8/10
That dog!
16 May 2009
That dog Friday! In between Rin-Tin-Tin in the 1920s (also a German shepherd) and Lassie just a season or two later I discovered by seeing this film for the first time that there was also Friday, actor-dog extraordinaire! Not only was Edward Arnold deprived of a series and confined to but one more sequel to this very clever and entertaining movie in which his character as a blind detective might have gone on for quite a while, but Friday never got off the ground as a dog star either. And judging from his astonishing tricks and acting accomplishments in this film he would have continued as a canine sensation if they'd only have let him!

As to handicapped detectives, Edward Arnold's role seemed to be a clear predecessor to Raymond Burr's Ironside some decades later as a wheelchair-bound but equally efficacious lawyer.

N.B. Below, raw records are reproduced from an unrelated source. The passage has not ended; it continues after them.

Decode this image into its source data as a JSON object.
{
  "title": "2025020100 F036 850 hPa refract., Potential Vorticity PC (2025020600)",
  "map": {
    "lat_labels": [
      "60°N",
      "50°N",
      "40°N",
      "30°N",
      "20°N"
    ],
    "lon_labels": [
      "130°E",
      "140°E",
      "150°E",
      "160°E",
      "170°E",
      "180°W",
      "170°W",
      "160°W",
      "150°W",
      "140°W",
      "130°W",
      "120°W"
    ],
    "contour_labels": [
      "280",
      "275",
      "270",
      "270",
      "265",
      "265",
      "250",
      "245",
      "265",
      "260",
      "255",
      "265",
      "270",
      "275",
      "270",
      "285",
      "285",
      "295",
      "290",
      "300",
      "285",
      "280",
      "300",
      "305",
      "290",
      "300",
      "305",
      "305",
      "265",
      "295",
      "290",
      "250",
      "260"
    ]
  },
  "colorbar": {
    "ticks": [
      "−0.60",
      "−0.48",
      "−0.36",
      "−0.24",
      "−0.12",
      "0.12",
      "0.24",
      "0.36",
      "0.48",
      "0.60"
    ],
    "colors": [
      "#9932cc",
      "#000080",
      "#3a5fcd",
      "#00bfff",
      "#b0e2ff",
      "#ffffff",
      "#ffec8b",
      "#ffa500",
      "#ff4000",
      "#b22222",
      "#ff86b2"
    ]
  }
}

As I watched this plot unfold, with the manipulative and steely step-daughter played so brilliantly and uncharacteristically (considering her later popular and more sympathetic roles) by Donna Reed as she constantly confronted her long-suffering stepmother Ann Harding, I could not help but be struck by the parallel to Mildred Pierce, filmed just a few years later. In that film the corresponding parts were taken by a likewise debuting and equally bitchy Ann Blyth and the much put-upon mother, veteran Joan Crawford. I wonder if the makers of MP had Eyes in the Night in the back of their mind as they wove their own plot.